LOS ANGELES --
An intense fire rapidly consumed a South Los Angeles manufacturing complex Monday, damaging multiple businesses and sending up a massive plume of dense black smoke that could be seen across the Southland.
The blaze was reported at about 2:15 p.m. at 6236 Gramercy Place, according to d'Lisa Davies of the city Fire Department.
"It started in a commercial building," said Davies said. "Firefighters fought it for 10 minutes before they pulled out. Because of the radiant heat, anything combustible started to self-ignite, and (an adjacent) pallet yard was one of them."
The fire sent black smoke, which was visible from Orange County, over South Los Angeles. Flames reached 50 feet into the air, KNBC's Gordon Tokumatsu reported.
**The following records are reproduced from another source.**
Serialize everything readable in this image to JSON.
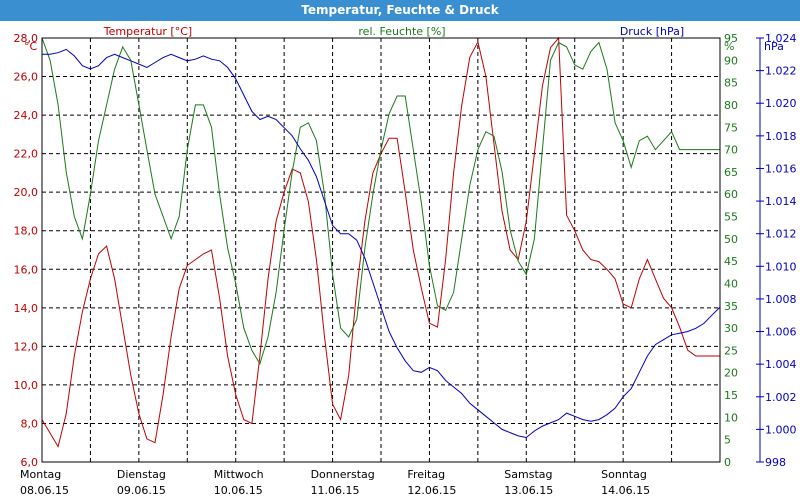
{
  "window": {
    "title": "Temperatur, Feuchte & Druck"
  },
  "chart_data": {
    "type": "line",
    "title": "Temperatur, Feuchte & Druck",
    "grid": true,
    "colors": {
      "temperature": "#c00000",
      "humidity": "#1a7a1a",
      "pressure": "#0000c0",
      "title_bar": "#3a8fd0"
    },
    "series_labels": {
      "temperature": "Temperatur [°C]",
      "humidity": "rel. Feuchte [%]",
      "pressure": "Druck [hPa]"
    },
    "axes": {
      "left": {
        "unit": "°C",
        "range": [
          6.0,
          28.0
        ],
        "ticks": [
          "6,0",
          "8,0",
          "10,0",
          "12,0",
          "14,0",
          "16,0",
          "18,0",
          "20,0",
          "22,0",
          "24,0",
          "26,0",
          "28,0"
        ]
      },
      "mid": {
        "unit": "%",
        "range": [
          0,
          95
        ],
        "ticks": [
          "0",
          "5",
          "10",
          "15",
          "20",
          "25",
          "30",
          "35",
          "40",
          "45",
          "50",
          "55",
          "60",
          "65",
          "70",
          "75",
          "80",
          "85",
          "90",
          "95"
        ]
      },
      "right": {
        "unit": "hPa",
        "range": [
          998,
          1024
        ],
        "ticks": [
          "998",
          "1.000",
          "1.002",
          "1.004",
          "1.006",
          "1.008",
          "1.010",
          "1.012",
          "1.014",
          "1.016",
          "1.018",
          "1.020",
          "1.022",
          "1.024"
        ]
      }
    },
    "days": [
      {
        "day": "Montag",
        "date": "08.06.15"
      },
      {
        "day": "Dienstag",
        "date": "09.06.15"
      },
      {
        "day": "Mittwoch",
        "date": "10.06.15"
      },
      {
        "day": "Donnerstag",
        "date": "11.06.15"
      },
      {
        "day": "Freitag",
        "date": "12.06.15"
      },
      {
        "day": "Samstag",
        "date": "13.06.15"
      },
      {
        "day": "Sonntag",
        "date": "14.06.15"
      }
    ],
    "x_hours": [
      0,
      2,
      4,
      6,
      8,
      10,
      12,
      14,
      16,
      18,
      20,
      22,
      24,
      26,
      28,
      30,
      32,
      34,
      36,
      38,
      40,
      42,
      44,
      46,
      48,
      50,
      52,
      54,
      56,
      58,
      60,
      62,
      64,
      66,
      68,
      70,
      72,
      74,
      76,
      78,
      80,
      82,
      84,
      86,
      88,
      90,
      92,
      94,
      96,
      98,
      100,
      102,
      104,
      106,
      108,
      110,
      112,
      114,
      116,
      118,
      120,
      122,
      124,
      126,
      128,
      130,
      132,
      134,
      136,
      138,
      140,
      142,
      144,
      146,
      148,
      150,
      152,
      154,
      156,
      158,
      160,
      162,
      164,
      166,
      168
    ],
    "series": [
      {
        "name": "Temperatur [°C]",
        "axis": "left",
        "values": [
          8.2,
          7.5,
          6.8,
          8.5,
          11.5,
          13.8,
          15.5,
          16.8,
          17.2,
          15.5,
          13.0,
          10.5,
          8.5,
          7.2,
          7.0,
          9.5,
          12.5,
          15.0,
          16.2,
          16.5,
          16.8,
          17.0,
          14.5,
          11.5,
          9.5,
          8.2,
          8.0,
          11.5,
          15.5,
          18.5,
          20.0,
          21.2,
          21.0,
          19.5,
          16.5,
          12.5,
          9.0,
          8.2,
          10.5,
          15.0,
          18.5,
          21.0,
          22.0,
          22.8,
          22.8,
          20.0,
          17.0,
          15.0,
          13.2,
          13.0,
          16.5,
          21.0,
          24.5,
          27.0,
          27.8,
          26.0,
          22.5,
          19.0,
          17.0,
          16.5,
          18.5,
          22.0,
          25.5,
          27.5,
          28.5,
          18.8,
          18.0,
          17.0,
          16.5,
          16.4,
          16.0,
          15.5,
          14.2,
          14.0,
          15.5,
          16.5,
          15.5,
          14.5,
          14.0,
          13.0,
          11.8,
          11.5,
          11.5,
          11.5,
          11.5
        ]
      },
      {
        "name": "rel. Feuchte [%]",
        "axis": "mid",
        "values": [
          97,
          90,
          80,
          65,
          55,
          50,
          60,
          72,
          80,
          88,
          93,
          90,
          80,
          70,
          60,
          55,
          50,
          55,
          70,
          80,
          80,
          75,
          60,
          48,
          40,
          30,
          25,
          22,
          28,
          38,
          52,
          65,
          75,
          76,
          72,
          60,
          42,
          30,
          28,
          32,
          48,
          60,
          70,
          78,
          82,
          82,
          70,
          58,
          44,
          35,
          34,
          38,
          50,
          62,
          70,
          74,
          73,
          65,
          52,
          45,
          42,
          50,
          70,
          90,
          94,
          93,
          89,
          88,
          92,
          94,
          88,
          76,
          72,
          66,
          72,
          73,
          70,
          72,
          74,
          70,
          70,
          70,
          70,
          70,
          70
        ]
      },
      {
        "name": "Druck [hPa]",
        "axis": "right",
        "values": [
          1023.0,
          1023.0,
          1023.1,
          1023.3,
          1022.9,
          1022.3,
          1022.1,
          1022.3,
          1022.8,
          1023.0,
          1022.8,
          1022.6,
          1022.4,
          1022.2,
          1022.5,
          1022.8,
          1023.0,
          1022.8,
          1022.6,
          1022.7,
          1022.9,
          1022.7,
          1022.6,
          1022.2,
          1021.5,
          1020.5,
          1019.5,
          1019.0,
          1019.2,
          1019.0,
          1018.5,
          1018.0,
          1017.2,
          1016.5,
          1015.5,
          1014.0,
          1012.5,
          1012.0,
          1012.0,
          1011.6,
          1010.5,
          1009.0,
          1007.5,
          1006.0,
          1005.0,
          1004.2,
          1003.6,
          1003.5,
          1003.8,
          1003.6,
          1003.0,
          1002.6,
          1002.2,
          1001.6,
          1001.2,
          1000.8,
          1000.4,
          1000.0,
          999.8,
          999.6,
          999.5,
          999.9,
          1000.2,
          1000.4,
          1000.6,
          1001.0,
          1000.8,
          1000.6,
          1000.5,
          1000.6,
          1000.9,
          1001.3,
          1002.0,
          1002.5,
          1003.5,
          1004.5,
          1005.2,
          1005.5,
          1005.8,
          1005.9,
          1006.0,
          1006.2,
          1006.5,
          1007.0,
          1007.5
        ]
      }
    ]
  }
}
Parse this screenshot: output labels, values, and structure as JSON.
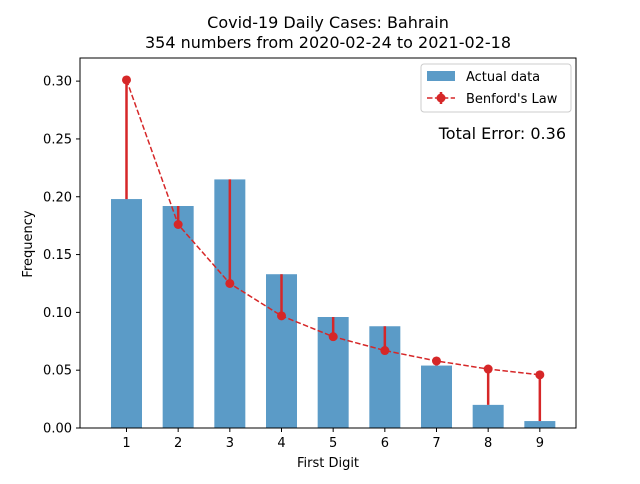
{
  "chart_data": {
    "type": "bar",
    "title": "Covid-19 Daily Cases: Bahrain",
    "subtitle": "354 numbers from 2020-02-24 to 2021-02-18",
    "xlabel": "First Digit",
    "ylabel": "Frequency",
    "categories": [
      "1",
      "2",
      "3",
      "4",
      "5",
      "6",
      "7",
      "8",
      "9"
    ],
    "x": [
      1,
      2,
      3,
      4,
      5,
      6,
      7,
      8,
      9
    ],
    "ylim": [
      0,
      0.32
    ],
    "yticks": [
      0.0,
      0.05,
      0.1,
      0.15,
      0.2,
      0.25,
      0.3
    ],
    "ytick_labels": [
      "0.00",
      "0.05",
      "0.10",
      "0.15",
      "0.20",
      "0.25",
      "0.30"
    ],
    "series": [
      {
        "name": "Actual data",
        "kind": "bar",
        "color": "#5b9bc7",
        "values": [
          0.198,
          0.192,
          0.215,
          0.133,
          0.096,
          0.088,
          0.054,
          0.02,
          0.006
        ]
      },
      {
        "name": "Benford's Law",
        "kind": "line",
        "style": "dashed",
        "marker": "circle",
        "color": "#d62728",
        "values": [
          0.301,
          0.176,
          0.125,
          0.097,
          0.079,
          0.067,
          0.058,
          0.051,
          0.046
        ]
      }
    ],
    "annotation": {
      "text": "Total Error: 0.36",
      "color": "#d62728"
    },
    "legend": {
      "position": "top-right"
    },
    "grid": false
  }
}
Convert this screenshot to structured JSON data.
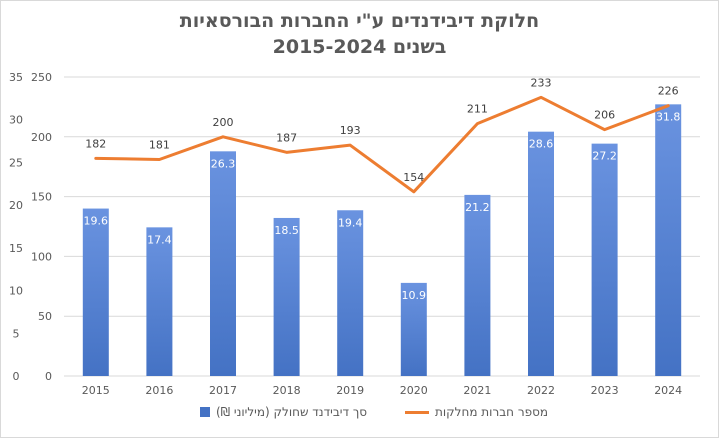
{
  "chart_data": {
    "type": "bar+line",
    "title_line1": "חלוקת דיבידנדים ע\"י החברות הבורסאיות",
    "title_line2": "בשנים 2015-2024",
    "categories": [
      "2015",
      "2016",
      "2017",
      "2018",
      "2019",
      "2020",
      "2021",
      "2022",
      "2023",
      "2024"
    ],
    "series": [
      {
        "name": "סך דיבידנד שחולק (מיליוני ₪)",
        "kind": "bar",
        "axis": "left",
        "values": [
          19.6,
          17.4,
          26.3,
          18.5,
          19.4,
          10.9,
          21.2,
          28.6,
          27.2,
          31.8
        ],
        "color": "#4472c4"
      },
      {
        "name": "מספר חברות מחלקות",
        "kind": "line",
        "axis": "right",
        "values": [
          182,
          181,
          200,
          187,
          193,
          154,
          211,
          233,
          206,
          226
        ],
        "color": "#ed7d31"
      }
    ],
    "y_left": {
      "min": 0,
      "max": 35,
      "ticks": [
        "0",
        "5",
        "10",
        "15",
        "20",
        "25",
        "30",
        "35"
      ]
    },
    "y_right": {
      "min": 0,
      "max": 250,
      "ticks": [
        "0",
        "50",
        "100",
        "150",
        "200",
        "250"
      ]
    },
    "grid": true,
    "legend_position": "bottom"
  }
}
Seven businesses were damaged by the blaze, at least two of of them were completely destroyed.
Firefighters quickly went into a defensive mode, pulling out from the interior of the complex and battling the rapidly growing flames from the exterior.
One firefighter was taken to a hospital with heat-related injuries and another suffered a cut on his arm, Davies said. Several others were briefly trapped when live electrical wires fell on their fire truck. The wires were disabled and the firefighters were able to get out safely, Davies said.
One civilian had first- and second-degree burns on his arms, Davies said.
A total of 83 firefighters at the scene had to pull back from the intense flames, and they worked instead on preventing the blaze from spreading out of the city-block-sized complex and into nearby homes. Davies said crews essentially went into a "surround-and-drown" mode.
"We went into defensive mode," Davies said. "We were thinking of the structural integrity of the building, so we moved all our personnel to the outside of the building."
Despite the fire's proximity to some homes, no evacuations were ordered.
The flames were largely doused by early evening, Tokumatsu reported.
The flames quickly spread from building to building, particularly when the pallet yard went up in flames and intensified the heat.
Davies said everyone in the complex appeared to have made it out safely.
"I think with the intensity of the blaze, they self-evacuated, because as far as I know, most of the employees were accounted for," she said.
A damage estimate was not immediately available, because "so many offices and companies were involved," she said.
Authorities said they have not determined the cause of the fire.